The Hidden Narrative of Social Networking
Whether or not you understand the value of it, many people are making use of these new signalling opportunities. What we need to understand is why. At the same time we have to balance this against some of the other data that Adams has provided us. Simple applications of data such as Dunbar’s number gets in the way of this understanding, rather than enhancing it. It’s tempting to take particular data points and see in them aspects of our fundamental psychological reality. But in actual fact, a true understanding of what is going on is still a long way away.
I get the impression that Adams is acutely aware of this since he points out that we don’t know yet whether online social networks should simply replicate existing offline social structures or seek to structure them differently. This question is directly related to the issue of understanding the psychological reality which governs our lives. Because to model online networks on the structure we currently observe in the offline variety is to assume (at least implicity) – that these observations represent the fundamental reality.
I agree with Adams that we don’t ultimately know yet what the answer should be – but obviously I lean toward the view that this is wrong. I don’t doubt that our fundamental psychological nature is evolutionarily determined – but it’s a fallacy to infer from this that the surface phenomena we observe in human interaction are somehow static and insensitive to dramatic changes in context. As I’ve argued above, the invention of social networking is itself a dramatic change in that context because of the reduction in signalling costs that it enables.

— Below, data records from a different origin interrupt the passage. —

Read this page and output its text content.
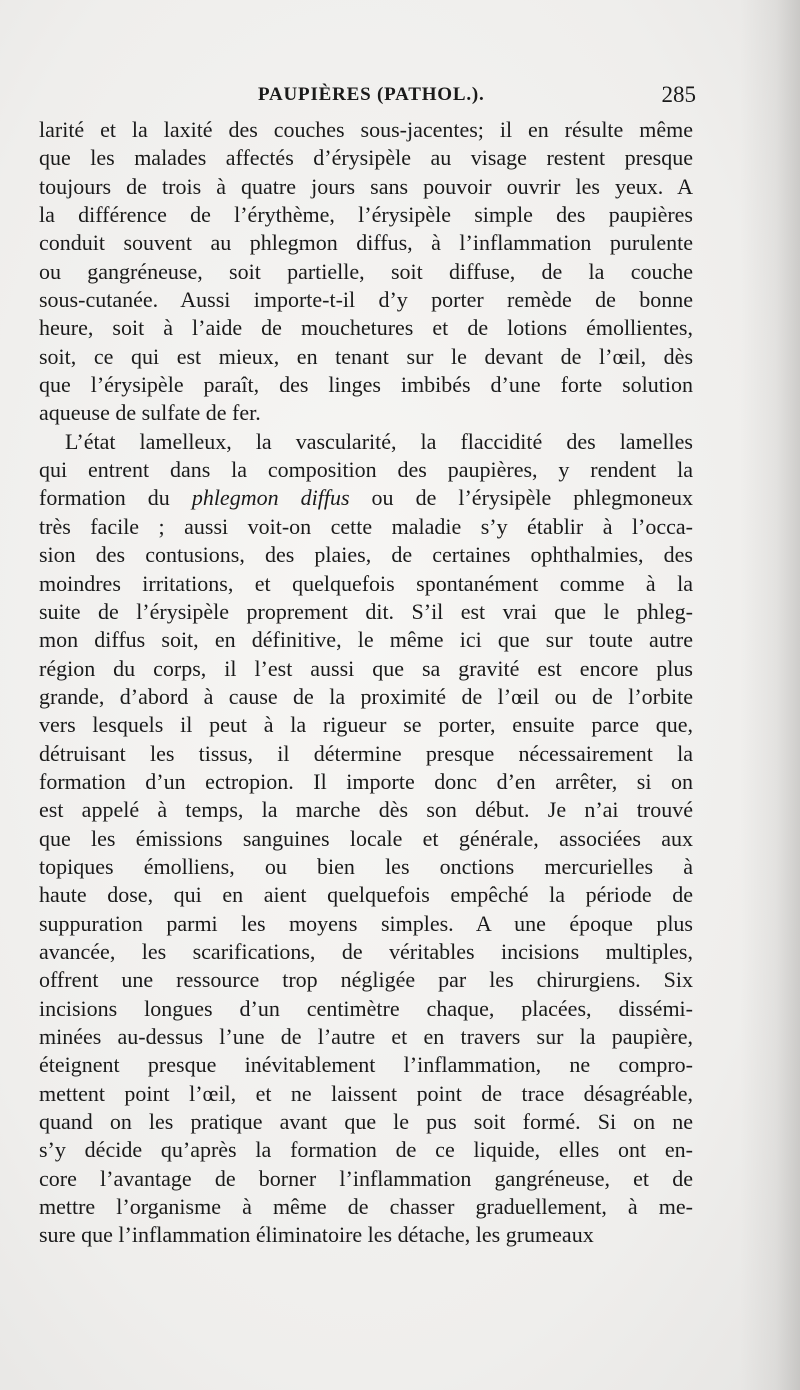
PAUPIÈRES (PATHOL.).	285
larité et la laxité des couches sous-jacentes; il en résulte même
que les malades affectés d’érysipèle au visage restent presque
toujours de trois à quatre jours sans pouvoir ouvrir les yeux. A
la différence de l’érythème, l’érysipèle simple des paupières
conduit souvent au phlegmon diffus, à l’inflammation purulente
ou gangréneuse, soit partielle, soit diffuse, de la couche
sous-cutanée. Aussi importe-t-il d’y porter remède de bonne
heure, soit à l’aide de mouchetures et de lotions émollientes,
soit, ce qui est mieux, en tenant sur le devant de l’œil, dès
que l’érysipèle paraît, des linges imbibés d’une forte solution
aqueuse de sulfate de fer.
L’état lamelleux, la vascularité, la flaccidité des lamelles
qui entrent dans la composition des paupières, y rendent la
formation du phlegmon diffus ou de l’érysipèle phlegmoneux
très facile ; aussi voit-on cette maladie s’y établir à l’occa-
sion des contusions, des plaies, de certaines ophthalmies, des
moindres irritations, et quelquefois spontanément comme à la
suite de l’érysipèle proprement dit. S’il est vrai que le phleg-
mon diffus soit, en définitive, le même ici que sur toute autre
région du corps, il l’est aussi que sa gravité est encore plus
grande, d’abord à cause de la proximité de l’œil ou de l’orbite
vers lesquels il peut à la rigueur se porter, ensuite parce que,
détruisant les tissus, il détermine presque nécessairement la
formation d’un ectropion. Il importe donc d’en arrêter, si on
est appelé à temps, la marche dès son début. Je n’ai trouvé
que les émissions sanguines locale et générale, associées aux
topiques émolliens, ou bien les onctions mercurielles à
haute dose, qui en aient quelquefois empêché la période de
suppuration parmi les moyens simples. A une époque plus
avancée, les scarifications, de véritables incisions multiples,
offrent une ressource trop négligée par les chirurgiens. Six
incisions longues d’un centimètre chaque, placées, dissémi-
minées au-dessus l’une de l’autre et en travers sur la paupière,
éteignent presque inévitablement l’inflammation, ne compro-
mettent point l’œil, et ne laissent point de trace désagréable,
quand on les pratique avant que le pus soit formé. Si on ne
s’y décide qu’après la formation de ce liquide, elles ont en-
core l’avantage de borner l’inflammation gangréneuse, et de
mettre l’organisme à même de chasser graduellement, à me-
sure que l’inflammation éliminatoire les détache, les grumeaux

When provided with all these new tools tools of expression and social management we see an explosion of many different kinds of behaviours that aren’t common in the offline world. It’s almost as if there was some latent human potential that we scarcely even dreamed was just sitting beneath the surface and waiting to be released. Why chain it with our theories, when we can release it with our imagination?
It’s time to liberate ourselves from the view that our new found scientific perspective of our own nature dramatically limits the narratives we can craft for ourselves. The potential of the human animal is vast and as yet unimagined. There’s no need to try to cage it yet.